Descobertas novas evidências dos efeitos da Homeopatia

Descobertas novas evidências dos efeitos da Homeopatia

[Imagem: NCH]

Prática científica contestável

Dois novos estudos concluíram que existem falhas sérias em uma revisão das pesquisas anteriores publicada recentemente no jornal científico The Lancet, e que concluía que a homeopatia teria o mesmo efeito que o placebo.

George Lewith, da Universidade de Southampton, na Inglaterra, comenta: "A revisão não dá indicações de quais testes foram analisados e nem das várias suposições vitais feitas sobre os dados. Esta não é uma prática científica normal. Se nós presumimos que a homeopatia funciona para alguns casos, mas não para outros, ou mudamos a definição do que seja um 'teste em larga escala', então as conclusões mudam. Isto indica uma fraqueza fundamental nas conclusões: elas não são confiáveis."

Homeopatia versus placebo

Para entender o debate, é necessário conhecer um pouco do seu histórico.

Em Agosto de 2005, o jornal The Lancet publicou um editorial intitulado O Fim da Homeopatia, estimulado por um estudo de revisão de pesquisas anteriores que comparou testes clínicos de homeopatia com testes clínicos de medicamentos convencionais.

A afirmação de que os medicamentos homeopáticos são exatamente iguais ao placebo foi baseada nos testes clínicos de medicamentos alopáticos e 8 estudos de homeopatia - mas o estudo não revelava quais foram esses estudos.

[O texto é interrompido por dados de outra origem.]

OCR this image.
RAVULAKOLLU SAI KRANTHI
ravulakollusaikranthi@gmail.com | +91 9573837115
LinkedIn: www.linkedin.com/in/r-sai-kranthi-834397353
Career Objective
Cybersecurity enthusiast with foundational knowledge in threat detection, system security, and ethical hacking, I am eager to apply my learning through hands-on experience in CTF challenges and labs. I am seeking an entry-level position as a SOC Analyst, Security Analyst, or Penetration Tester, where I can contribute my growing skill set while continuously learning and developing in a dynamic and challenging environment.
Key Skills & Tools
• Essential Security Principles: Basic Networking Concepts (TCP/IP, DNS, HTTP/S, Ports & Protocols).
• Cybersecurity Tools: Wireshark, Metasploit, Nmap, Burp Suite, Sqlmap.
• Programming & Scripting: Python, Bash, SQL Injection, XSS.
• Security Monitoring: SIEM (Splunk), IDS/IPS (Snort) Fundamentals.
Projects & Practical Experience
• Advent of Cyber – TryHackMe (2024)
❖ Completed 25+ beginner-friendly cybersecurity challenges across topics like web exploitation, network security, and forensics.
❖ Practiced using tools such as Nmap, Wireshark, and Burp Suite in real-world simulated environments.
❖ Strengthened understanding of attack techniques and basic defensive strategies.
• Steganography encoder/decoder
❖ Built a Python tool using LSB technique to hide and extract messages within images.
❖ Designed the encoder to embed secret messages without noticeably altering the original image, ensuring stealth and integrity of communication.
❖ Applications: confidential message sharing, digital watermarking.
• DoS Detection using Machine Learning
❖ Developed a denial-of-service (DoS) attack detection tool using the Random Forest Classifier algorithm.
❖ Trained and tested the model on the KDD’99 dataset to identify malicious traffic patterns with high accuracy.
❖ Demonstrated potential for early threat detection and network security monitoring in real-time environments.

A revisão foi criticada por sua falta de transparência na medida que ela não dava indicações de quais testes foram analisados e nem das várias pressuposições feitas sobre os dados.

Detalhes suficientes para permitir a reconstrução da pesquisa foram eventualmente publicados.

Revisão da revisão

Agora, dois artigos científicos que acabam de ser publicados, aceitaram o desafio de reconstruir aquele estudo e chegaram a conclusões que contestam seus resultados, demonstrando que:

  • a análise de todos os testes de alta qualidade da homeopatia sustentam conclusões positivas;
  • os 8 grandes testes de alta qualidade da homeopatia foram todos para diferentes condições; se a homeopatia funciona para alguma dessas condições, mas não para outras, os resultados mudam, demonstrando que ela não é como o placebo;
  • a comparação com os medicamentos convencionais foi insignificante e sem sentido;
  • ainda restam dúvidas sobre os critérios não-transparentes e não publicados, utilizados na revisão, incluindo a definição de 'alta qualidade'.

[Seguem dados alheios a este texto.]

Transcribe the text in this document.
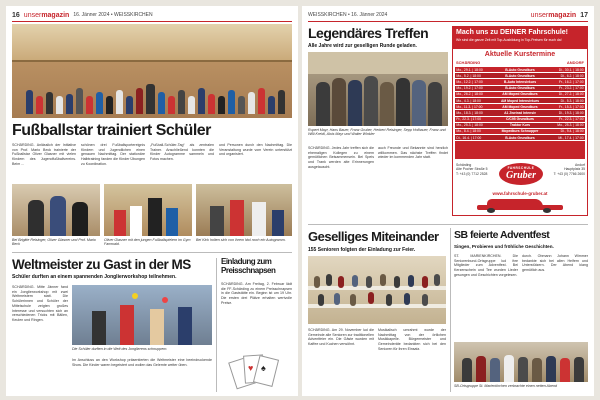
16 unsermagazin 16. Jänner 2024 • WEISSKIRCHEN
Fußballstar trainiert Schüler
SCHÄRDING. Anlässlich der Initiative von Prof. Mario Beck trainierte der Fußballstar Oliver Glasner mit vielen Kindern des Jugendfußballvereins. Beim ...
schönen drei Fußballsportereignis Kindern und Jugendlichen einen genauen Nachmittag. Der stationäre Halbtraining fanden die Kinder Übungen zu Koordination.
„Fußball-Schüler-Tag“ als zentralen Trainer. Anschließend konnten die Kinder Autogramme sammeln und Fotos machen.
und Personen durch den Nachmittag. Die Veranstaltung wurde vom Verein unterstützt und organisiert.
Bei Brigitte Reisinger, Oliver Glasner und Prof. Mario Beck
Oliver Glasner mit den jungen Fußballspielern im Gym Farnwald.
Bei Kick holten sich von ihrem Idol noch ein Autogramm.
Weltmeister zu Gast in der MS
Schüler durften an einem spannenden Jonglierworkshop teilnehmen.
SCHÄRDING. Mitte Jänner fand ein Jonglierworkshop mit zwei Weltmeistern statt. Die Schülerinnen und Schüler der Mittelschule zeigten großes Interesse und versuchten sich an verschiedenen Tricks mit Bällen, Keulen und Ringen.
Die Schüler durften in die Welt des Jonglierens schnuppern.
Im Anschluss an den Workshop präsentierten die Weltmeister eine beeindruckende Show. Die Kinder waren begeistert und wollen das Gelernte weiter üben.
Einladung zum Preisschnapsen
SCHÄRDING. Am Freitag, 2. Februar lädt die FF-Schärding zu einem Preisschnapsen in die Gaststätte ein. Beginn ist um 19 Uhr. Die ersten drei Plätze erhalten wertvolle Preise.
♥ ♠
WEISSKIRCHEN • 16. Jänner 2024	unsermagazin 17
Legendäres Treffen
Alle Jahre wird zur geselligen Runde geladen.
Rupert Mayr, Hans Bauer, Franz Gruber, Herbert Reisinger, Sepp Hofbauer, Franz und Willi Kreidl, Alois Mayr und Walter Winkler
SCHÄRDING. Jedes Jahr treffen sich die ehemaligen Kollegen zu einem gemütlichen Beisammensein. Bei Speis und Trank werden alte Erinnerungen ausgetauscht.
auch Freunde und Bekannte sind herzlich willkommen. Das nächste Treffen findet wieder im kommenden Jahr statt.
Mach uns zu DEINER Fahrschule!
Wir sind die ganze Zeit mit Top-Ausbildung in Top-Preisen für euch da!
Aktuelle Kurstermine
SCHÄRDING	ANDORF
Mo., 29.1. | 18:00	B-Auto Grundkurs	Di., 30.1. | 18:00
Mo., 5.2. | 18:00	B-Auto Grundkurs	Di., 6.2. | 18:00
Mo., 12.2. | 17:00	B-Auto Intensivkurs	Fr., 16.2. | 17:00
Mo., 19.2. | 17:00	B-Auto Grundkurs	Fr., 23.2. | 17:00
Mo., 26.2. | 18:00	AM Moped Grundkurs	Di., 27.2. | 18:00
Mo., 4.3. | 18:00	AM Moped Intensivkurs	Di., 5.3. | 18:00
Mo., 11.3. | 17:00	AM Moped Grundkurs	Fr., 15.3. | 17:00
Mo., 18.3. | 18:00	A1 Zweirad Intensiv	Di., 19.3. | 18:00
Fr., 22.3. | 17:00	C/C95 Grundkurs	Fr., 22.3. | 17:00
Mo., 25.3. | 18:00	Traktor Kurs	Mo., 25.3. | 18:00
Mo., 8.4. | 18:00	Mopedkurs Schnupper	Di., 9.4. | 18:00
Di., 16.4. | 17:00	B-Auto Grundkurs	Mi., 17.4. | 17:00
Schärding
Alte Pocher Straße 5
T: +43 (0) 7712 2528
FAHRSCHULE
Gruber
Andorf
Hauptplatz 35
T: +43 (0) 7766 2600
www.fahrschule-gruber.at
Geselliges Miteinander
155 Senioren folgten der Einladung zur Feier.
SCHÄRDING. Am 29. November lud die Gemeinde alle Senioren zur traditionellen Adventfeier ein. Die Gäste wurden mit Kaffee und Kuchen verwöhnt.
Musikalisch umrahmt wurde der Nachmittag von der örtlichen Musikkapelle. Bürgermeister und Gemeinderäte bedankten sich bei den Senioren für ihren Einsatz.
SB feierte Adventfest
Singen, Probieren und fröhliche Geschichten.
ST. MARIENKIRCHEN. Die Seniorenbund-Ortsgruppe lud ihre Mitglieder zum Adventfest. Bei Kerzenschein und Tee wurden Lieder gesungen und Geschichten vorgelesen.
durch. Obmann Johann Wimmer bedankte sich bei allen Helfern und Unterstützern. Der Abend klang gemütlich aus.
SB-Ortsgruppe St. Marienkirchen verbrachte einen netten Abend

Medicamentos homeopáticos versus convencionais

A revisão publicada no The Lancet, coordenada pelo professor Matthias Egger, da Universidade de Berna, na Suíça, começou com 110 testes clínicos equivalentes de medicamentos homeopáticos e convencionais, reduzidos estes a 'testes de alta qualidade' e então, para 8 e 6, respectivamente, 'testes de muito alta qualidade.'

Baseando-se nesses 14 estudos, a revisão concluiu que há "uma fraca evidência para um efeito específico dos medicamentos homeopáticos, mas fortes evidências para efeitos específicos das intervenções convencionais."

Manipulação dos dados

Há um número muito limitado de estudos homeopáticos, de forma que é perfeitamente possível interpretar esses dados seletivamente e de forma desfavorável, o que parece ter sido feito na pesquisa do The Lancet.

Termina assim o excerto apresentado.